Here is what I have so far to spur some discussion.
Data Set:
January 1, 2015 through most of the Saturday figures...my assistant just submitted a few tracks for that day which aren't included. I have several more years I can add but kept it shorter for time purposes now.
Dirt Sprints,
>6f and
<7f
None of the races have a missing 1/4 mile figure, 1/2 mile figure, or final time figure due to timing or suspected timing errors.
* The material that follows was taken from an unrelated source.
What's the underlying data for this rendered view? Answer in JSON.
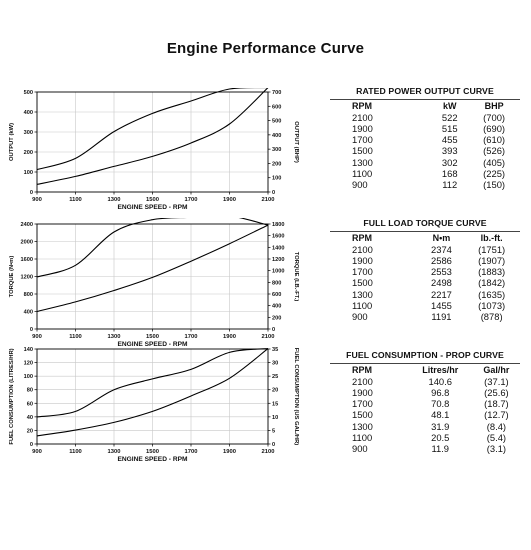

This gave a total of 48,851 races.
Definitions:
Gap1: 1/4 mile pace figure - 1/2 mile pace figure
- Hot: >8
- Even: >=-8 and <=8
- Cold: <-8
Gap2: 1/2 mile pace figure - final time figure
- Hot: >4
- Even: >=-4 and <=4
- Cold: <-4
Race Labels:
Hot: Gap1 and Gap2 Hot
Solid: Gap1 or Gap2 Hot, the other Even
Even: Gap1 and Gap2 Even
Mild: Gap1 or Gap2 Even, the other Cold
Cold: Gap1 and Gap2 Cold
Peak: Gap1 Cold, Gap2 Hot
Valley: Gap1 Hot, Gap2 Cold
These are the totals:
Code:
Label Count Percentage
Hot 14253 0.29
Solid 14959 0.31
Even 7676 0.16
Mild 8050 0.16
Cold 1422 0.03
Valley 1985 0.04
Peak 506 0.01
There is a lot to chew on here I hope. We can break it down by specific distances later, add more data, surfaces, distances, etc. But this is a pretty good start IMO. I'm happy to hear any suggestions on the labels but it isn't easy, trust me!
Next step should be to see what wins these race shapes and compare it to the general population.